Questo riscontro si unisce alla scoperta in tutto il mondo da parte di diversi ricercatori di livelli elevati di microplastiche nella vita marina, particolarmente alti nelle dead zone dei vortici oceanici.

Per quanto concerne le acque potabili, l’anno scorso sono state rilevate microplastiche nell’83% dei campioni di acqua di rubinetto in tutto il mondo (con il più alto livello di contaminazione negli Stati Uniti, dove il 94% dei campioni è risultato fortemente contaminato). Quantità fibrose di nanoplastiche vengono diffuse nei terreni e finiscono poi nelle falde acquifere. L’acqua pompata dai pozzi viene usata in agricoltura ma anche bevuta. Da cui il grave pericolo, ancora taciuto di queste sostanze.

Ma torniamo alle microplastiche. La maggior parte delle microplastiche derivano dalla frantumazione delle diverse materie plastiche per cui sono di fatto materiali molto diversi fra loro. Altra fonte di apporto sono i prodotti di bellezza come i scrabbing, ormai vietati in molti Paesi occidentali ma che vengono ancora usati in grandi Paesi asiatici e sudamericani. Da una parte o dall’altra arrivano in mare ed entrano nella nostra catena alimentare. In particolare, le forme di vita filtranti, come i bivalvi, sono tra quelle più colpite.

Uno studio ha stimato che chi mangia regolarmente questi molluschi filtratori può inconsapevolmente ingerire fino a 11.000 microparticelle di plastica all’anno. In particolare in questo studio è stata ricercata la presenza di microplastiche in due specie di bivalvi coltivati commercialmente: Mytilus edulis (cozze) e Crassostrea gigas (ostrica concava), due delizie il cui consumo è estremamente elevato nel mondo. Nelle analisi microscopiche, particelle di microplastiche sono state purtroppo ritrovate nei tessuti molli di entrambe le specie.

Al momento del consumo umano, Mytilus edulis contiene in media 0,36 ± 0,07 particelle g-1 (peso umido), mentre un carico di plastica di 0,47 ± 0,16 particelle g-1 ww è stato rilevato nelle ostriche. Di conseguenza, l’esposizione alimentare annuale, per i consumatori europei di molluschi, può ammontare a circa 11.000 microplastiche all’anno.

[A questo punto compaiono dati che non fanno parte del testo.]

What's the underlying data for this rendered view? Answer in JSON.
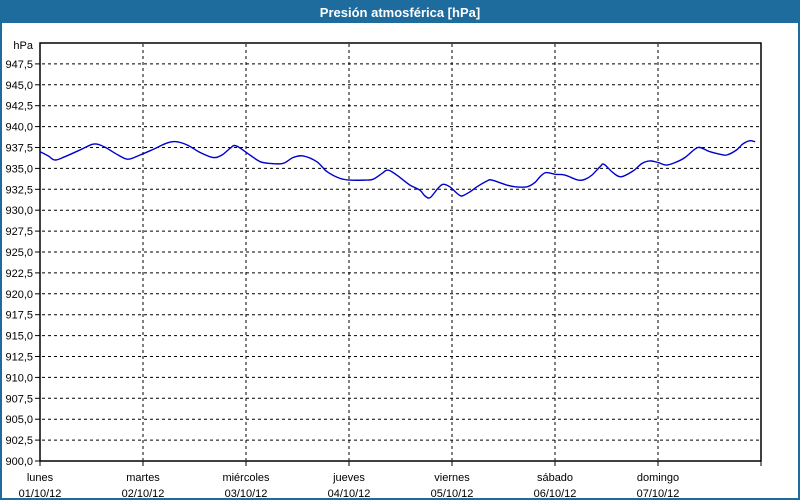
{
  "window": {
    "title": "Presión atmosférica [hPa]",
    "titlebar_color": "#1e6b9e",
    "border_color": "#1e6b9e",
    "background_color": "#ffffff"
  },
  "chart_data": {
    "type": "line",
    "title": "Presión atmosférica [hPa]",
    "ylabel": "hPa",
    "xlabel": "",
    "ylim": [
      900,
      950
    ],
    "ytick_step": 2.5,
    "ytick_labels": [
      "947,5",
      "945,0",
      "942,5",
      "940,0",
      "937,5",
      "935,0",
      "932,5",
      "930,0",
      "927,5",
      "925,0",
      "922,5",
      "920,0",
      "917,5",
      "915,0",
      "912,5",
      "910,0",
      "907,5",
      "905,0",
      "902,5",
      "900,0"
    ],
    "grid": "dashed",
    "legend_position": "none",
    "line_color": "#0000cc",
    "grid_color": "#000000",
    "axis_color": "#000000",
    "x_days": [
      {
        "name": "lunes",
        "date": "01/10/12"
      },
      {
        "name": "martes",
        "date": "02/10/12"
      },
      {
        "name": "miércoles",
        "date": "03/10/12"
      },
      {
        "name": "jueves",
        "date": "04/10/12"
      },
      {
        "name": "viernes",
        "date": "05/10/12"
      },
      {
        "name": "sábado",
        "date": "06/10/12"
      },
      {
        "name": "domingo",
        "date": "07/10/12"
      }
    ],
    "x_total_hours": 168,
    "series": [
      {
        "name": "Presión atmosférica",
        "unit": "hPa",
        "points_t_hours_value_hpa": [
          [
            0,
            937.0
          ],
          [
            1.9,
            936.5
          ],
          [
            3.5,
            936.0
          ],
          [
            5.8,
            936.4
          ],
          [
            9.3,
            937.2
          ],
          [
            12.3,
            937.9
          ],
          [
            14,
            937.8
          ],
          [
            15.6,
            937.4
          ],
          [
            18.2,
            936.6
          ],
          [
            20.5,
            936.1
          ],
          [
            23.3,
            936.6
          ],
          [
            25.6,
            937.1
          ],
          [
            27.3,
            937.5
          ],
          [
            29.4,
            938.0
          ],
          [
            31.5,
            938.2
          ],
          [
            34.3,
            937.8
          ],
          [
            37.3,
            936.9
          ],
          [
            40.3,
            936.3
          ],
          [
            42.4,
            936.6
          ],
          [
            44.3,
            937.4
          ],
          [
            45.7,
            937.7
          ],
          [
            48.9,
            936.6
          ],
          [
            51.3,
            935.8
          ],
          [
            53.6,
            935.6
          ],
          [
            56.6,
            935.6
          ],
          [
            59,
            936.3
          ],
          [
            61.3,
            936.5
          ],
          [
            64.5,
            935.8
          ],
          [
            66.9,
            934.6
          ],
          [
            69.9,
            933.8
          ],
          [
            72.2,
            933.6
          ],
          [
            75.7,
            933.6
          ],
          [
            77.6,
            933.7
          ],
          [
            79.7,
            934.4
          ],
          [
            80.9,
            934.8
          ],
          [
            82.3,
            934.5
          ],
          [
            83.9,
            933.9
          ],
          [
            86.2,
            933.0
          ],
          [
            88.5,
            932.4
          ],
          [
            89.7,
            931.7
          ],
          [
            90.9,
            931.5
          ],
          [
            92.7,
            932.6
          ],
          [
            93.9,
            933.1
          ],
          [
            95.5,
            932.8
          ],
          [
            97.2,
            932.0
          ],
          [
            98.3,
            931.7
          ],
          [
            100.2,
            932.2
          ],
          [
            101.8,
            932.8
          ],
          [
            104.2,
            933.5
          ],
          [
            105.3,
            933.6
          ],
          [
            108.8,
            933.0
          ],
          [
            110.7,
            932.8
          ],
          [
            113.5,
            932.8
          ],
          [
            115.3,
            933.3
          ],
          [
            116.5,
            934.0
          ],
          [
            117.9,
            934.5
          ],
          [
            120,
            934.3
          ],
          [
            122.3,
            934.2
          ],
          [
            125.4,
            933.6
          ],
          [
            127,
            933.7
          ],
          [
            128.6,
            934.2
          ],
          [
            130.5,
            935.2
          ],
          [
            131.4,
            935.5
          ],
          [
            133.5,
            934.5
          ],
          [
            135.4,
            934.0
          ],
          [
            138.2,
            934.7
          ],
          [
            140.3,
            935.6
          ],
          [
            142.1,
            935.9
          ],
          [
            144,
            935.7
          ],
          [
            145.9,
            935.4
          ],
          [
            148,
            935.7
          ],
          [
            150.3,
            936.3
          ],
          [
            152.6,
            937.3
          ],
          [
            153.8,
            937.5
          ],
          [
            156.1,
            937.0
          ],
          [
            158.4,
            936.7
          ],
          [
            160,
            936.6
          ],
          [
            162.3,
            937.2
          ],
          [
            163.7,
            937.9
          ],
          [
            165.3,
            938.3
          ],
          [
            166.5,
            938.2
          ]
        ]
      }
    ]
  }
}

Una quantità non indifferente che potrebbe rappresentare una minaccia per la sicurezza alimentare; tuttavia, a causa della complessità della stima della tossicità delle microplastiche, non è (ancora) possibile stimare i potenziali rischi per la salute umana. Un argomento di sicuro interesse che seguiremo su OCEAN4FUTURE.